O imóvel é tombado pelo Instituto do Patrimônio Histórico e Artístico Nacional (Iphan). O TRF1 seguiu o entendimento do Ministério Público Federal (MPF) e negou recurso do governo baiano. Por unanimidade, o Colegiado manteve a responsabilidade do Estado de preservação do patrimônio histórico.
De acordo o MPF, a estrutura do imóvel passa por um processo de degradação avançado, graças a um incêndio ocorrido em 2013, que destruiu cerca de 70% da estrutura. Na manifestação apresentada ao TRF1, o órgão destacou que o estado da Bahia tem responsabilidade direta, primária e imediata pela conservação do bem.
O MPF também afastou a possibilidade de transferir essa obrigação ao Iphan, tendo em vista que sua atuação é de fiscalização e proteção do patrimônio. O ministério também sustentou que a alegação genérica de dificuldades financeiras não pode justificar a falta de proteção de um bem de valor histórico e cultural.

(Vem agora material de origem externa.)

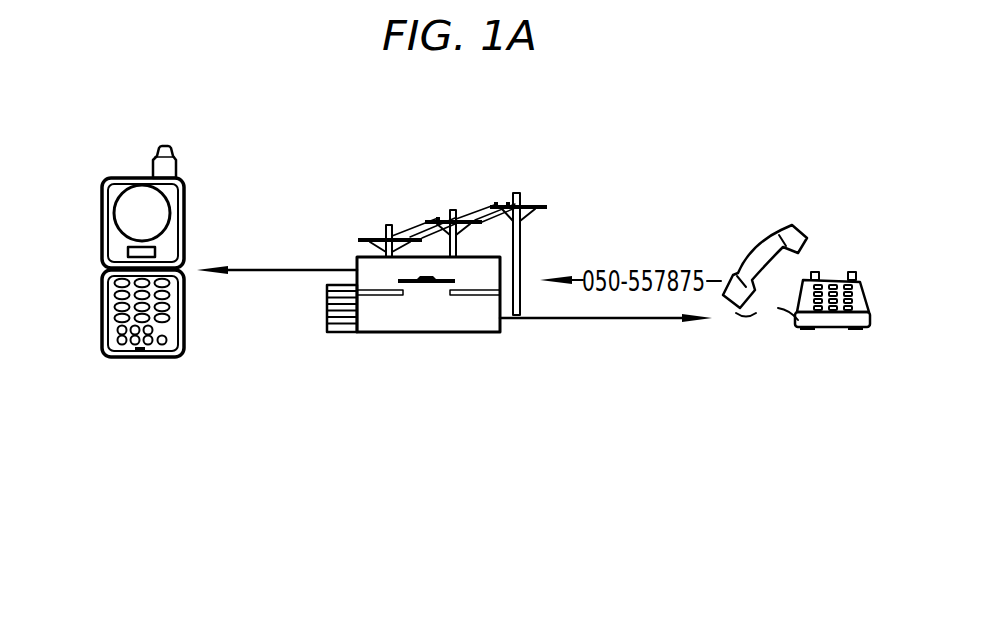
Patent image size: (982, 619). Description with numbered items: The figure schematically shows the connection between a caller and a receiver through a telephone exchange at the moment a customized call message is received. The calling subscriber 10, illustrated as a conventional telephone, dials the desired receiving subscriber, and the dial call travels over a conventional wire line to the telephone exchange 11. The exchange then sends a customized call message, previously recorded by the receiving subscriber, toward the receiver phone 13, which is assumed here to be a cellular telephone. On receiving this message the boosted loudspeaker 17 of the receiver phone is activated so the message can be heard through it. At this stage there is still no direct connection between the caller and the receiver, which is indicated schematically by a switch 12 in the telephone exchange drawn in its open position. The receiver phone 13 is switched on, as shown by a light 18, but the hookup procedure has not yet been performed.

The calling subscriber 10 is at (830, 280).
The telephone exchange 11 is at (437, 296).
The switch 12 is at (423, 293).
The receiver phone 13 is at (149, 251).
The boosted loudspeaker 17 is at (113, 218).
The light 18 is at (128, 253).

Ressaltou, ainda, que a destinação futura do imóvel não impede a adoção imediata das medidas necessárias à sua preservação. Dessa forma, explicou que eventual projeto para instalação de um Parque de Economia Criativa no local não suspende nem substitui as obras destinadas a conter a degradação e restaurar a estrutura do casarão.
PRAZOS E OBRIGAÇÕES
- O estado tem o prazo de 30 dias para apresentar ao Iphan um plano emergencial para conter a degradação e proteger a estrutura do casarão. Após a aprovação pelo instituto, as medidas emergenciais deverão ser executadas em até quatro meses.
- Em caso de descumprimento, o TRF1 manteve a multa diária de R$ 5 mil.
- O estado da Bahia ainda deve apresentar ao Iphan, no prazo de 90 dias, o projeto executivo de restauração do imóvel. A execução integral das obras deverá ocorrer em até seis meses.
- Todos os prazos poderão ser ampliados mediante autorização do Iphan, conforme as necessidades técnicas identificadas durante o processo de preservação e restauração.